The vampire leaned close, whispering something against my blood-slicked skin.

White hot pain exploded through me. It was not a bite. It was an invasion. A rewriting. Blood poured from the wound, and with it, something ancient crawled inside me.

Her voice was inside my head, too close, too intimate.

"You have seven nights, Silas. To become what you were born to be or die with the rest of them."

She was gone. No flash. No smoke. She was simply gone, as though the room had exhaled and erased her.

I curled to the side, gasping, one hand at my throat, the other clawing at the floor for grounding, for truth. My veins still burned, like they were being rewritten. I wanted to vomit, to scream, to tear off my skin just to get her out of me.

But the worst part wasn't the pain.

It was the feeling that something inside me had opened its eyes… and smiled.

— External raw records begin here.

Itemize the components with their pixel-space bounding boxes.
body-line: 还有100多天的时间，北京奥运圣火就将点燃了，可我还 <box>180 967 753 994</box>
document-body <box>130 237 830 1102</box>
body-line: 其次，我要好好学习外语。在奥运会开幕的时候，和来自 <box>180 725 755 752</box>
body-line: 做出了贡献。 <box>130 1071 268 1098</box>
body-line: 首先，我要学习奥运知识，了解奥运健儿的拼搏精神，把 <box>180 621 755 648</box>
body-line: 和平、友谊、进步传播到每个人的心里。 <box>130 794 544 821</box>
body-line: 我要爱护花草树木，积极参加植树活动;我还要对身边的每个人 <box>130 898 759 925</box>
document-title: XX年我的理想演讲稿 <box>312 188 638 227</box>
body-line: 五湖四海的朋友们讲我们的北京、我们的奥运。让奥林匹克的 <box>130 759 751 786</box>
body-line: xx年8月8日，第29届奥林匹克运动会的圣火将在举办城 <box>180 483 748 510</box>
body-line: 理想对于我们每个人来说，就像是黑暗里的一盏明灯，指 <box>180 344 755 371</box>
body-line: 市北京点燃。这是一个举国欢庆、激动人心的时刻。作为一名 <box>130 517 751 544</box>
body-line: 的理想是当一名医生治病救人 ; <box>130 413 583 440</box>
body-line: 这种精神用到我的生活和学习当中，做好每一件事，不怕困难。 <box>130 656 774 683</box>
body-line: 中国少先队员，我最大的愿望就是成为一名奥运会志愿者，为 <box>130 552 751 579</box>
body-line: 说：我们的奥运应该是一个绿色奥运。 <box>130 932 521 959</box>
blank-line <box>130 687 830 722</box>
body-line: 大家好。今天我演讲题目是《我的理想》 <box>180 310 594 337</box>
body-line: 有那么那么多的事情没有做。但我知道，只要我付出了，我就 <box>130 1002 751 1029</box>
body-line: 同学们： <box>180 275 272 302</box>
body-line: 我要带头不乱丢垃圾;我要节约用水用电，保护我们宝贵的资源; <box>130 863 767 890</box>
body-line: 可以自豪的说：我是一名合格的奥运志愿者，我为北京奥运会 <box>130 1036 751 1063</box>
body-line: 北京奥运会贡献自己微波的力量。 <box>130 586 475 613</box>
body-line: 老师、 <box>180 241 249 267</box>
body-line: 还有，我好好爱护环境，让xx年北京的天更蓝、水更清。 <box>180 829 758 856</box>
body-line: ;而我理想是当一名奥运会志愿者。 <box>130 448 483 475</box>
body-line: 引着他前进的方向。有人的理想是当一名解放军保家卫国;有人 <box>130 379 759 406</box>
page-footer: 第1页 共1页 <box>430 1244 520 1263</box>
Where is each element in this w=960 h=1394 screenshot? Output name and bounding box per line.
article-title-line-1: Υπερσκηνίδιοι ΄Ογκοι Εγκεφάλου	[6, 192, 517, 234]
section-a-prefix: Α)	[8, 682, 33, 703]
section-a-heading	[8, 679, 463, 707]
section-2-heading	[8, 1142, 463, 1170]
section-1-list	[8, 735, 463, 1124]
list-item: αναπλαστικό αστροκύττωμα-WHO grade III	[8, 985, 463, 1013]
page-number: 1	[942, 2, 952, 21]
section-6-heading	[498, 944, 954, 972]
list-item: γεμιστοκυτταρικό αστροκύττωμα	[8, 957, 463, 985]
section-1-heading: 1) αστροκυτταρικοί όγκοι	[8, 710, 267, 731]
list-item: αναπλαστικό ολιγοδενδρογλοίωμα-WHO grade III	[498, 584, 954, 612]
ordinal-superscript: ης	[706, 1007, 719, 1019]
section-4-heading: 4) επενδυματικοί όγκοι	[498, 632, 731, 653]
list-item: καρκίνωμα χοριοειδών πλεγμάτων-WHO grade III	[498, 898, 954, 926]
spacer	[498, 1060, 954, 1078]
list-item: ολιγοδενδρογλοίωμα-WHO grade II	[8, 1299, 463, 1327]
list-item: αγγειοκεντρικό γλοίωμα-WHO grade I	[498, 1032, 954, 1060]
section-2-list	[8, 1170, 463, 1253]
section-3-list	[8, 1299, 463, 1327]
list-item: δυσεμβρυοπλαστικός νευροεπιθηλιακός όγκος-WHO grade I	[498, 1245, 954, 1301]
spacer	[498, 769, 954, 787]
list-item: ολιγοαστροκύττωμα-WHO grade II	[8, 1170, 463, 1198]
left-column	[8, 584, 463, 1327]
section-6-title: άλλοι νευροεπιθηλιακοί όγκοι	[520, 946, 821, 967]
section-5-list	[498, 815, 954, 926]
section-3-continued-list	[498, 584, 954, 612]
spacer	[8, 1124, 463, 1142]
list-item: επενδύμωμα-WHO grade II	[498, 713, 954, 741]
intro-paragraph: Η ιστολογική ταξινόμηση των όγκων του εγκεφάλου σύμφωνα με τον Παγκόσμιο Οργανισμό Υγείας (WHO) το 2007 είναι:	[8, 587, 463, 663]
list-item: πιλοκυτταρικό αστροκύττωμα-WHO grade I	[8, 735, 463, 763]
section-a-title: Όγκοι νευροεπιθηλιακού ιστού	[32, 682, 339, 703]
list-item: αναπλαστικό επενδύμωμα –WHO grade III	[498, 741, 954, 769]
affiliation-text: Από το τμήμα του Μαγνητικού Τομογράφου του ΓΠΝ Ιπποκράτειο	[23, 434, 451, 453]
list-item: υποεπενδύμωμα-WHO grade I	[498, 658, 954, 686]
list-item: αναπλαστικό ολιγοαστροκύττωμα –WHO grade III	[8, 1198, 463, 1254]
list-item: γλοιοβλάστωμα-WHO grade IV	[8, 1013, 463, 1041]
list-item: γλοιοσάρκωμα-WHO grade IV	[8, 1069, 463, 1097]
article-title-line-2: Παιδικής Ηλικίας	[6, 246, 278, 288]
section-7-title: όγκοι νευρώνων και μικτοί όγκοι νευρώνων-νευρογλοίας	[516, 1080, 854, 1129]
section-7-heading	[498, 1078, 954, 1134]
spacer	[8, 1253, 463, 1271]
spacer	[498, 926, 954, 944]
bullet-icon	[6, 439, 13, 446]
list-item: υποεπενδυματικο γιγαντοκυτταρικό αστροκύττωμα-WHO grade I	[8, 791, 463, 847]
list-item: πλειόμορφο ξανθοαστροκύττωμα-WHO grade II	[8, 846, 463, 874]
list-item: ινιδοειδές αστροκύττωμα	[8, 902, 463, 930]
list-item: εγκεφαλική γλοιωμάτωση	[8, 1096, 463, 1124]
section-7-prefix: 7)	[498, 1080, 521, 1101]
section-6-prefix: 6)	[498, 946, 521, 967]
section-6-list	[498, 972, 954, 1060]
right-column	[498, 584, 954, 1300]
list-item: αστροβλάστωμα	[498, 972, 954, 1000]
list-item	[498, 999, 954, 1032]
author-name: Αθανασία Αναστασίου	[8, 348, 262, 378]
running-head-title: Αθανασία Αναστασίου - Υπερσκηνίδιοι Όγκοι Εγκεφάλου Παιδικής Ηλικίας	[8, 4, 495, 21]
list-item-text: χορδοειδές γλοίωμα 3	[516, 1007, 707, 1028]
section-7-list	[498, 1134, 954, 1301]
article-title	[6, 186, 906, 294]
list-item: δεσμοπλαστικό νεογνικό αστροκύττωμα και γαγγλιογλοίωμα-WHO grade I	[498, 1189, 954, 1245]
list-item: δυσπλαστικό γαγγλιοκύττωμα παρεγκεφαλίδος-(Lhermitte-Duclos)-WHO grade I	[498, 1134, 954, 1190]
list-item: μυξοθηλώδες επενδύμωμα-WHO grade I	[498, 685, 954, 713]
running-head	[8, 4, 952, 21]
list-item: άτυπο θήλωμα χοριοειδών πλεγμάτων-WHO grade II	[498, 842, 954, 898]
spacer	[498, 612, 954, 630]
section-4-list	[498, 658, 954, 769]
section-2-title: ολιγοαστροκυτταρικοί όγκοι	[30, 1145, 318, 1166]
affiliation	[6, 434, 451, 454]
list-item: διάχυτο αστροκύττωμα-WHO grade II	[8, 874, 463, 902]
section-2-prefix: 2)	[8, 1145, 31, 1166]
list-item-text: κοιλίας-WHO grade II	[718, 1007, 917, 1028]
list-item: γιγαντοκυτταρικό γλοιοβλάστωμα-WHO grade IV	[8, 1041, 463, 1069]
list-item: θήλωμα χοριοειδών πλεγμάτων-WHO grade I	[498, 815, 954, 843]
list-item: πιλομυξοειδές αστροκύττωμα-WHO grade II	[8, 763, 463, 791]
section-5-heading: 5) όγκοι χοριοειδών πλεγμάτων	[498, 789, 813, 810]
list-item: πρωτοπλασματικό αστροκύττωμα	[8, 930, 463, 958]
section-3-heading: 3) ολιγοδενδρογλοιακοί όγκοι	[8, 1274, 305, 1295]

I collapsed, knees slamming against the cold stone, my body folding in on itself like a broken hinge. My coat was soaked through with blood, too much of it mine. It clung to my skin, hot and wet, seeping into the seams of my gloves. The taste of iron coated my tongue, thick and metallic, like I'd been chewing on nails.

Isha was beside me in a breath, hands glowing with faint green light, trembling. "Silas, Silas, stay with me. You're losing too mu-"

I shoved her away with more force than I meant. "I'm fine," I said, my voice hoarse and hollow.

But I wasn't.

My limbs shook with something that wasn't exhaustion. My heartbeat didn't steady, it staggered, like it was relearning its rhythm. Every nerve in my body felt rewired, raw, as if my skin no longer fit quite right. The air smelled sharper.

My hearing caught the scratch of settling stone, the distant heartbeat of the earth above. My vision swam at the edges.

I was scared. For the first time in a long time, I was truly scared. I knew what had happened; I had been bitten. Changed. Not turned... not fully. Not yet, at least, but soon.

Searching for reassurance, I met Dane's rifle and a quiet "Sorry," mouthed without sound, just his lips moving. No tremble. No hesitation. Isha had closed her eyes and begged him not to do it, but I knew that this was protocol, that it must be done.

If they were in my shoes, I would've done it without a second thought. Yet why did I yearn to live?